I have a set of words, some of them end with the "*" and some others don't:

words = set(["apple", "cat*", "dog"])

I have to count their total occurrences in a text, considering that anything can go after an asterisk ("cat*" means all the words that start with "cat"). Search has to be case insensitive. Consider this example:

text = "My cat loves apples, but I never ate an apple. My dog loves them less than my CATS".

I would like to get a final score of 4 (= cat* x 2 + dog + apple). Please note that "cat*" has ben counted twice, also considering the plural, whereas "apple" has been counted just once, as its plural is not considered (having no asterisk at the end).

I have to repeat this operation on a large set of documents, so I would need a fast solution. I don't know if regex or flashtext could reach a fast solution. Could you help me?

EDIT

I forgot to mention thas some of my words contain punctuation, see here for e.g.:

words = set(["apple", "cat*", "dog", ":)", "I've"])

This seems to create additional problems when compiling the regex. Is there some integration to the code you already provided that would work for these two additional words?

Forinstance
  • 413
  • 4
  • 17
  • Does this answer your question? [Speed up millions of regex replacements in Python 3](https://stackoverflow.com/questions/42742810/speed-up-millions-of-regex-replacements-in-python-3) – Nick Dec 04 '20 at 10:59
  • Thanks Nick this only partially does, but very useful question.
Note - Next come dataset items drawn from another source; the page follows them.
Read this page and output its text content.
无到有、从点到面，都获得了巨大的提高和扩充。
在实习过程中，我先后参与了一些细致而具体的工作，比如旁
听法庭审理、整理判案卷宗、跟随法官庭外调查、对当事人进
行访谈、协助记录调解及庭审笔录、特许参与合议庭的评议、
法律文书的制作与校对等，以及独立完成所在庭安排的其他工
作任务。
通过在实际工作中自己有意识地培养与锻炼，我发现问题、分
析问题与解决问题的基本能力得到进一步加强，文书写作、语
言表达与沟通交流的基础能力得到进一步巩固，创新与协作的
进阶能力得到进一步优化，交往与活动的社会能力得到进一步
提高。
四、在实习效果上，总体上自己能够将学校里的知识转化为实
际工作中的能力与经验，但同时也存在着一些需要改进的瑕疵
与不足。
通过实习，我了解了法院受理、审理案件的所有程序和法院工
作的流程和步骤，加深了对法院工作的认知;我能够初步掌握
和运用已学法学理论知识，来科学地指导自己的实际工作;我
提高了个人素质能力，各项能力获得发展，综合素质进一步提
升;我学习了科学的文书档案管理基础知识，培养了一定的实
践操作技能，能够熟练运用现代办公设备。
I think the answer is the one you and @Dani gave. I am now trying to understand which appoach would be faster. – Forinstance Dec 04 '20 at 11:52
  • 1
    It will really depend on the size of your `words` list - for a large one the Trie solution will probably be faster, but for something short the cost of building the Trie might outweigh the benefit of speeding up the regex compare. It would be interesting to know what you find for your specific example. – Nick Dec 05 '20 at 00:12

3 Answers3

4

You can do this with regex, creating a regex out of the set of words, putting word boundaries around the words but leaving the trailing word boundary off words that end with *. Compiling the regex should help performance:

import re

words = set(["apple", "cat*", "dog"])
text = "My cat loves apples, but I never ate an apple. My dog loves them less than my CATS"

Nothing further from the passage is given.